Education, Education, Education. It’s all about our investment in education.
So, we’ve had a pretty good education year in Greenwich after the turmoil of the 2011 Board of Education election and the contentious years preceding that election. A new Superintendent of Schools was hired; BOE members have worked well together; there’s been a collaborative focus on our educational needs and the direction we should take.
And everyone has praise for BOE chair Leslie Moriarty, the hard work she’s done, and the leadership she’s shown shepherding the BOE through difficult waters at such a critical time.
Thursday, the BOE votes to decide who its chairman will be for the next year. Given Moriarty’s past leadership, her seven years on the Board and the difficult budget season we face, there should be no question that Moriarty is the best person to lead the BOE for another year.
Instead, the question seems to have become one that centers on the town’s Republican establishment, presumably ultimately the Republican Town Committee that endorses the Republican candidates.
The Republican establishment is insisting that the BOE have a Republican chair. Moriarty is a Democrat.

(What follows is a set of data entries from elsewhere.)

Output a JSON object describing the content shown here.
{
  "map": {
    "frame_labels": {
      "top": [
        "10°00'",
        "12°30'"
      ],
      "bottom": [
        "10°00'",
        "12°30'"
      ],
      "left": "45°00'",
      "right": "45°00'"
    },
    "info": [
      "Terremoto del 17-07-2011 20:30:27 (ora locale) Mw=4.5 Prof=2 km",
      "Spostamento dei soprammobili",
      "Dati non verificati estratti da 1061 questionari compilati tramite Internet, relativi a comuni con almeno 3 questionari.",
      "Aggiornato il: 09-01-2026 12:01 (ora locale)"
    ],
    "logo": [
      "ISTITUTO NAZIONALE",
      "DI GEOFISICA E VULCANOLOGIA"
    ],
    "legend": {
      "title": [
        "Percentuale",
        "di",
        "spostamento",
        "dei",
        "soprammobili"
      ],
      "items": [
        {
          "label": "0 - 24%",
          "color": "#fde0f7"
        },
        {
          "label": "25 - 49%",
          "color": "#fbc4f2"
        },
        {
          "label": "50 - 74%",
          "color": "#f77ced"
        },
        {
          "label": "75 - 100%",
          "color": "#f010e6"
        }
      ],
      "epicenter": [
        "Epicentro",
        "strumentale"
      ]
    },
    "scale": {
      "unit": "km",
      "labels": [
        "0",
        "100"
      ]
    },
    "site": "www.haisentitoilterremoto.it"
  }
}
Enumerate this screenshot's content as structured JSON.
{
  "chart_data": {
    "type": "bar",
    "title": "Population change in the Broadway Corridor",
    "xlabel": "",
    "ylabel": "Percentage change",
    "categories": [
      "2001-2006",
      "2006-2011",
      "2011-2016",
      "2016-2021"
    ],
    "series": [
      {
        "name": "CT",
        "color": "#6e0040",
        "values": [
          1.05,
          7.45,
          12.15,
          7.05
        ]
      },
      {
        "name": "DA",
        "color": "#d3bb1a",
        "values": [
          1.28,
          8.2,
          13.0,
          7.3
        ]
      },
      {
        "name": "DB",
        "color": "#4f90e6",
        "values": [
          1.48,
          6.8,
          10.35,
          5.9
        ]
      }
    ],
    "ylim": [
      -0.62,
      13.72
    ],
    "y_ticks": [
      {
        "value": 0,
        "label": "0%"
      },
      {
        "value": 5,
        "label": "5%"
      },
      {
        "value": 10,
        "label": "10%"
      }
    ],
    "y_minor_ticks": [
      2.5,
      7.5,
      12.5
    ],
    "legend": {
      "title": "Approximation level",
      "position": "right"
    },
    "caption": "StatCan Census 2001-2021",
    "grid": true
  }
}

The four Republican members of the BOE are expected to fall in line and nominate Barbara O’Neill, who’s served on the BOE barely a year, to replace Moriarty. O’Neill, a lifelong teacher, is a lovely and inspiring person who brings an important perspective to the BOE. But is the chairmanship the right role for her, or the best thing for the BOE, at this juncture? Most likely not.
And is this chairmanship battle the best thing for BOE functioning?
Truth is, this has nothing to do with who’s best for the BOE, or how best to serve our students at this juncture. Nothing to do with quality education. Nothing to do with anything positive. It’s raw party politics, pure and simple. The RTC Republicans don’t want a Democratic chairman, no matter how qualified or how good a job she’s done.
So, if there’s a 4-4 split vote on the BOE Thursday night, as seems likely, then members have 30 days to work things out. If that doesn’t happen, the Board of Selectmen makes the final decision.
Let’s hope it doesn’t go that far. Such turmoil is destructive to the Board and the schools it serves.
To paraphrase Selectman Drew Marzullo’s comment in Lisa Chamoff’s Greenwich Time article today, it’s a shame to see the school board get lost in party politics.
But that’s exactly what’s happening. And this can only be harmful to our Greenwich students.
Hopefully, Republican members of the BOE will rethink this.